Ageflor – Associação Gaúcha de Empresas Florestais

Sistema FIERGS inclui projetos prioritários para a indústria gaúcha em agenda legislativa da CNI

O Seminário de Construção da Agenda Legislativa da Indústria 2026, da Confederação Nacional da Indústria (CNI), definiu as prioridades legislativas da indústria para este ano. O Sistema FIERGS participou do encontro, com coordenadores e equipes técnicas dos conselhos temáticos, nesta terça (3) e quarta-feira (4), na sede da entidade.

Ao longo do seminário, foram apreciadas 572 preposições de interesse da indústria, das quais 147 foram incluídas e debatidas em seminário realizado pela CNI, com a presença de 27 federações estaduais e 112 associações setoriais. A configuração da Agenda Legislativa da Indústria 2026 ainda será submetida à deliberação da diretoria da CNI, responsável também pela definição da Pauta Mínima, que concentra as matérias consideradas estratégicas para a atuação do setor na defesa da indústria no âmbito do Legislativo federal.

A diretora-executiva e de Relações Institucionais do Sistema FIERGS, Ana Paula Werlang, destacou que “o objetivo é dar continuidade ao trabalho iniciado, consolidando o que foi construído no último ano e colocando em prática o que foi planejado”. Já o coordenador do Conselho de Articulação Política (Coap) do Sistema FIERGS, Diego Bier, parabenizou pelo trabalho realizado pela entidade na proposição de projetos de interesse, como a Proposta de Emenda à Constituição (PEC) 27/2023, que cria o Fundo Constitucional do Sul e do Sudeste. “A PEC 27 foi uma conquista nossa e demandou muito esforço. Não podemos perder essa prerrogativa de continuidade”, ressaltou Bier.

PROJETOS DEBATIDOS
A participação do Sistema FIERGS no seminário resultou na inclusão e manutenção de projetos estratégicos para o setor produtivo na Agenda Legislativa da Indústria. Por meio do Coap e do Conselho de Assuntos Tributários, Legais e Cíveis (Contec), foi mantida a PEC 27/2023, que institui os fundos constitucionais do Sul e do Sudeste.

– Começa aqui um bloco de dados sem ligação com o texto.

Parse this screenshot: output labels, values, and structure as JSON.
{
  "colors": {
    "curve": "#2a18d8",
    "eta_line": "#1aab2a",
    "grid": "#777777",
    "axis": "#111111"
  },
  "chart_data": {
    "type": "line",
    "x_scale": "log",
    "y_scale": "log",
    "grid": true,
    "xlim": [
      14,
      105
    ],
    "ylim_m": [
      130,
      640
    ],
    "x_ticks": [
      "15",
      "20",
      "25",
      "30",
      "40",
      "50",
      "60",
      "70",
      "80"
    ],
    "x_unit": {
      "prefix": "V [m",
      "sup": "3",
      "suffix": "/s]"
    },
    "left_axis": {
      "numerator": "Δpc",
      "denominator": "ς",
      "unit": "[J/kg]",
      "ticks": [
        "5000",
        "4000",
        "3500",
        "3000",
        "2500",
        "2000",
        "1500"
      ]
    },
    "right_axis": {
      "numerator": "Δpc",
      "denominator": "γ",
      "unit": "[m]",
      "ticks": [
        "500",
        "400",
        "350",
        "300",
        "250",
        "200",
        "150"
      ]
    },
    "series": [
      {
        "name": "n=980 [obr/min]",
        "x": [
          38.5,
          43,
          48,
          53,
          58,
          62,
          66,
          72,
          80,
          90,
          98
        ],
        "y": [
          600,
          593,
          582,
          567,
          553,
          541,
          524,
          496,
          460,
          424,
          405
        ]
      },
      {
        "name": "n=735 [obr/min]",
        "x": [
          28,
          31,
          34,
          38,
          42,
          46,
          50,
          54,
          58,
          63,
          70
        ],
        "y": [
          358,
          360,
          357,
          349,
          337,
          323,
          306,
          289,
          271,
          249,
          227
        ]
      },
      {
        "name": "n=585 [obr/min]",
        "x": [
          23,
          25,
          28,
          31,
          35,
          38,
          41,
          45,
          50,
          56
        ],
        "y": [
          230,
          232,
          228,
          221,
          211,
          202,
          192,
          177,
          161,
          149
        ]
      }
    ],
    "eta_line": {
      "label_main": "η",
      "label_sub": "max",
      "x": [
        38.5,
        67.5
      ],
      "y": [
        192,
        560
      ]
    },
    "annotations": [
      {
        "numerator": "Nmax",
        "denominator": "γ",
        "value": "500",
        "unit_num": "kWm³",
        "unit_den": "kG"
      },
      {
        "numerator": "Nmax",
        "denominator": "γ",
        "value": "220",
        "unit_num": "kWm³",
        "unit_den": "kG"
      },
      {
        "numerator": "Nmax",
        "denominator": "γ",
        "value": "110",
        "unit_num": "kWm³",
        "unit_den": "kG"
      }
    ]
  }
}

A proposta, de iniciativa do Sistema FIERGS em conjunto com as federações do Paraná e de Santa Catarina, prevê destinar, da arrecadação federal de Imposto de Renda e de Imposto sobre Produtos Industrializados (IPI), 1% para cada uma das regiões e para o Fundo de Participação dos Municípios (FPM) e 0,5% para segurança pública em todos os estados.

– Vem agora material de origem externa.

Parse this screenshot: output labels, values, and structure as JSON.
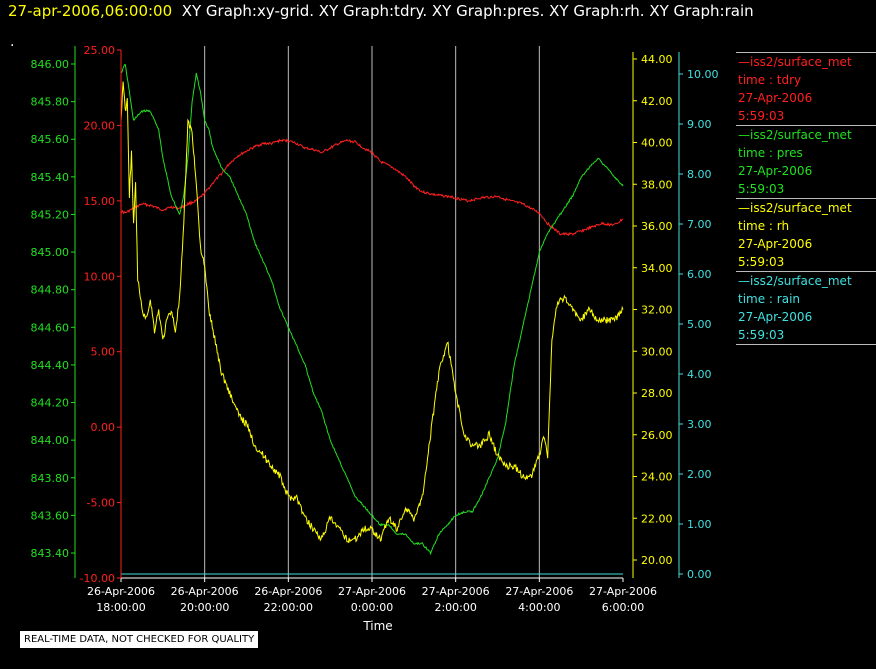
{
  "header": {
    "timestamp": "27-apr-2006,06:00:00",
    "graphs": "XY Graph:xy-grid.  XY Graph:tdry.  XY Graph:pres.  XY Graph:rh.  XY Graph:rain",
    "dot": "."
  },
  "footer": {
    "quality_notice": "REAL-TIME DATA, NOT CHECKED FOR QUALITY"
  },
  "colors": {
    "tdry": "#ff2020",
    "pres": "#20e020",
    "rh": "#ffff00",
    "rain": "#40e0e0",
    "grid": "#bbbbbb",
    "axis": "#ffffff"
  },
  "legend": [
    {
      "name": "iss2/surface_met",
      "field": "time : tdry",
      "date": "27-Apr-2006",
      "time": "5:59:03",
      "color": "#ff2020"
    },
    {
      "name": "iss2/surface_met",
      "field": "time : pres",
      "date": "27-Apr-2006",
      "time": "5:59:03",
      "color": "#20e020"
    },
    {
      "name": "iss2/surface_met",
      "field": "time : rh",
      "date": "27-Apr-2006",
      "time": "5:59:03",
      "color": "#ffff00"
    },
    {
      "name": "iss2/surface_met",
      "field": "time : rain",
      "date": "27-Apr-2006",
      "time": "5:59:03",
      "color": "#40e0e0"
    }
  ],
  "chart_data": {
    "type": "line",
    "xlabel": "Time",
    "x_ticks": [
      {
        "date": "26-Apr-2006",
        "time": "18:00:00"
      },
      {
        "date": "26-Apr-2006",
        "time": "20:00:00"
      },
      {
        "date": "26-Apr-2006",
        "time": "22:00:00"
      },
      {
        "date": "27-Apr-2006",
        "time": "0:00:00"
      },
      {
        "date": "27-Apr-2006",
        "time": "2:00:00"
      },
      {
        "date": "27-Apr-2006",
        "time": "4:00:00"
      },
      {
        "date": "27-Apr-2006",
        "time": "6:00:00"
      }
    ],
    "xlim": [
      "26-Apr-2006 18:00:00",
      "27-Apr-2006 6:00:00"
    ],
    "grid": true,
    "legend_position": "right",
    "axes": {
      "tdry": {
        "ylim": [
          -10,
          25
        ],
        "ticks": [
          "25.00",
          "20.00",
          "15.00",
          "10.00",
          "5.00",
          "0.00",
          "-5.00",
          "-10.00"
        ]
      },
      "pres": {
        "ylim": [
          843.3,
          846.1
        ],
        "ticks": [
          "846.00",
          "845.80",
          "845.60",
          "845.40",
          "845.20",
          "845.00",
          "844.80",
          "844.60",
          "844.40",
          "844.20",
          "844.00",
          "843.80",
          "843.60",
          "843.40"
        ]
      },
      "rh": {
        "ylim": [
          19.5,
          44
        ],
        "ticks": [
          "44.00",
          "42.00",
          "40.00",
          "38.00",
          "36.00",
          "34.00",
          "32.00",
          "30.00",
          "28.00",
          "26.00",
          "24.00",
          "22.00",
          "20.00"
        ]
      },
      "rain": {
        "ylim": [
          0,
          10.5
        ],
        "ticks": [
          "10.00",
          "9.00",
          "8.00",
          "7.00",
          "6.00",
          "5.00",
          "4.00",
          "3.00",
          "2.00",
          "1.00",
          "0.00"
        ]
      }
    },
    "series": [
      {
        "name": "tdry",
        "x": [
          0,
          0.1,
          0.3,
          0.5,
          0.7,
          0.9,
          1.0,
          1.2,
          1.4,
          1.6,
          1.8,
          2.0,
          2.2,
          2.4,
          2.6,
          2.8,
          3.0,
          3.2,
          3.4,
          3.6,
          3.8,
          4.0,
          4.2,
          4.4,
          4.6,
          4.8,
          5.0,
          5.2,
          5.4,
          5.6,
          5.8,
          6.0,
          6.2,
          6.5,
          6.8,
          7.0,
          7.2,
          7.5,
          7.8,
          8.0,
          8.3,
          8.6,
          9.0,
          9.3,
          9.6,
          9.8,
          10.0,
          10.2,
          10.5,
          10.8,
          11.0,
          11.2,
          11.5,
          11.8,
          12.0
        ],
        "y": [
          14.3,
          14.2,
          14.5,
          14.8,
          14.7,
          14.5,
          14.4,
          14.6,
          14.5,
          14.8,
          15.0,
          15.5,
          16.2,
          16.8,
          17.5,
          18.0,
          18.3,
          18.6,
          18.8,
          18.8,
          19.0,
          19.0,
          18.8,
          18.5,
          18.4,
          18.2,
          18.5,
          18.8,
          19.0,
          18.9,
          18.5,
          18.2,
          17.6,
          17.2,
          16.6,
          16.0,
          15.6,
          15.4,
          15.3,
          15.2,
          15.0,
          15.2,
          15.3,
          15.0,
          14.8,
          14.5,
          14.2,
          13.5,
          12.8,
          12.8,
          13.0,
          13.2,
          13.5,
          13.4,
          13.8
        ]
      },
      {
        "name": "pres",
        "x": [
          0,
          0.1,
          0.2,
          0.3,
          0.5,
          0.7,
          0.9,
          1.0,
          1.1,
          1.2,
          1.3,
          1.4,
          1.5,
          1.6,
          1.7,
          1.8,
          1.9,
          2.0,
          2.1,
          2.2,
          2.4,
          2.6,
          2.8,
          3.0,
          3.2,
          3.4,
          3.6,
          3.8,
          4.0,
          4.2,
          4.4,
          4.6,
          4.8,
          5.0,
          5.2,
          5.4,
          5.6,
          5.8,
          6.0,
          6.2,
          6.4,
          6.6,
          6.8,
          7.0,
          7.2,
          7.4,
          7.6,
          7.8,
          8.0,
          8.2,
          8.4,
          8.6,
          8.8,
          9.0,
          9.2,
          9.4,
          9.6,
          9.8,
          10.0,
          10.2,
          10.5,
          10.8,
          11.0,
          11.2,
          11.4,
          11.6,
          11.8,
          12.0
        ],
        "y": [
          845.95,
          846.0,
          845.85,
          845.7,
          845.75,
          845.75,
          845.65,
          845.5,
          845.4,
          845.3,
          845.25,
          845.2,
          845.3,
          845.5,
          845.8,
          845.95,
          845.85,
          845.7,
          845.65,
          845.55,
          845.45,
          845.4,
          845.3,
          845.2,
          845.05,
          844.95,
          844.85,
          844.7,
          844.6,
          844.5,
          844.4,
          844.25,
          844.15,
          844.0,
          843.9,
          843.8,
          843.7,
          843.65,
          843.6,
          843.55,
          843.55,
          843.5,
          843.5,
          843.45,
          843.45,
          843.4,
          843.5,
          843.55,
          843.6,
          843.62,
          843.62,
          843.7,
          843.8,
          843.9,
          844.1,
          844.4,
          844.6,
          844.8,
          845.0,
          845.1,
          845.2,
          845.3,
          845.4,
          845.45,
          845.5,
          845.45,
          845.4,
          845.35
        ]
      },
      {
        "name": "rh",
        "x": [
          0,
          0.05,
          0.1,
          0.15,
          0.2,
          0.25,
          0.3,
          0.35,
          0.4,
          0.5,
          0.6,
          0.7,
          0.8,
          0.9,
          1.0,
          1.1,
          1.2,
          1.3,
          1.4,
          1.5,
          1.6,
          1.7,
          1.8,
          1.9,
          2.0,
          2.1,
          2.2,
          2.3,
          2.4,
          2.6,
          2.8,
          3.0,
          3.2,
          3.4,
          3.6,
          3.8,
          4.0,
          4.2,
          4.4,
          4.6,
          4.8,
          5.0,
          5.2,
          5.4,
          5.6,
          5.8,
          6.0,
          6.2,
          6.4,
          6.6,
          6.8,
          7.0,
          7.2,
          7.4,
          7.6,
          7.8,
          8.0,
          8.2,
          8.4,
          8.6,
          8.8,
          9.0,
          9.2,
          9.4,
          9.6,
          9.8,
          10.0,
          10.1,
          10.2,
          10.3,
          10.4,
          10.5,
          10.6,
          10.8,
          11.0,
          11.2,
          11.4,
          11.6,
          11.8,
          12.0
        ],
        "y": [
          41.0,
          43.0,
          41.5,
          42.0,
          37.5,
          39.5,
          36.0,
          38.0,
          33.5,
          32.0,
          31.5,
          32.5,
          31.0,
          32.0,
          30.5,
          31.5,
          32.0,
          31.0,
          32.5,
          36.0,
          41.0,
          40.5,
          38.0,
          35.0,
          34.0,
          32.0,
          31.0,
          30.0,
          29.0,
          28.0,
          27.0,
          26.5,
          25.5,
          25.0,
          24.5,
          24.0,
          23.0,
          23.0,
          22.0,
          21.5,
          21.0,
          22.0,
          21.5,
          21.0,
          21.0,
          21.5,
          21.5,
          21.0,
          22.0,
          21.5,
          22.5,
          22.0,
          23.0,
          26.0,
          29.0,
          30.5,
          28.0,
          26.0,
          25.5,
          25.5,
          26.0,
          25.0,
          24.5,
          24.5,
          24.0,
          24.0,
          25.0,
          26.0,
          25.0,
          30.5,
          32.0,
          32.5,
          32.5,
          32.0,
          31.5,
          32.0,
          31.5,
          31.5,
          31.5,
          32.0
        ]
      },
      {
        "name": "rain",
        "x": [
          0,
          12
        ],
        "y": [
          0.0,
          0.0
        ]
      }
    ]
  }
}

Outra conquista relevante foi a permanência do Projeto de Lei 2168/2021, que declara como de utilidade pública as obras de infraestrutura de irrigação e dessedentação animal. A medida facilita os processos de licenciamento ambiental, especialmente em contextos de adversidades climáticas.

Também foi mantido na Agenda o Projeto de Lei 1321/2023, que altera as regras do vale-pedágio. A proposta, apresentada pela deputada federal Any Ortiz (Cidadania/RS), a pedido do Sistema FIERGS, busca corrigir dispositivos da legislação que instituiu o vale-pedágio obrigatório.
 
OUTROS PLEITOS
Na área trabalhista, o Sistema FIERGS atuou em relação ao PLP 28/2015, de autoria do deputado Pompeo de Mattos (PDT/RS). Embora o projeto tenha tido deliberação majoritária pela retirada da Agenda Legislativa, a entidade conseguiu manter no documento, considerando que o texto determina a prevalência do piso salarial legal sobre o negociado coletivamente, o que restringe a autonomia de empregadores e trabalhadores para ajustar condições de trabalho conforme a realidade econômica.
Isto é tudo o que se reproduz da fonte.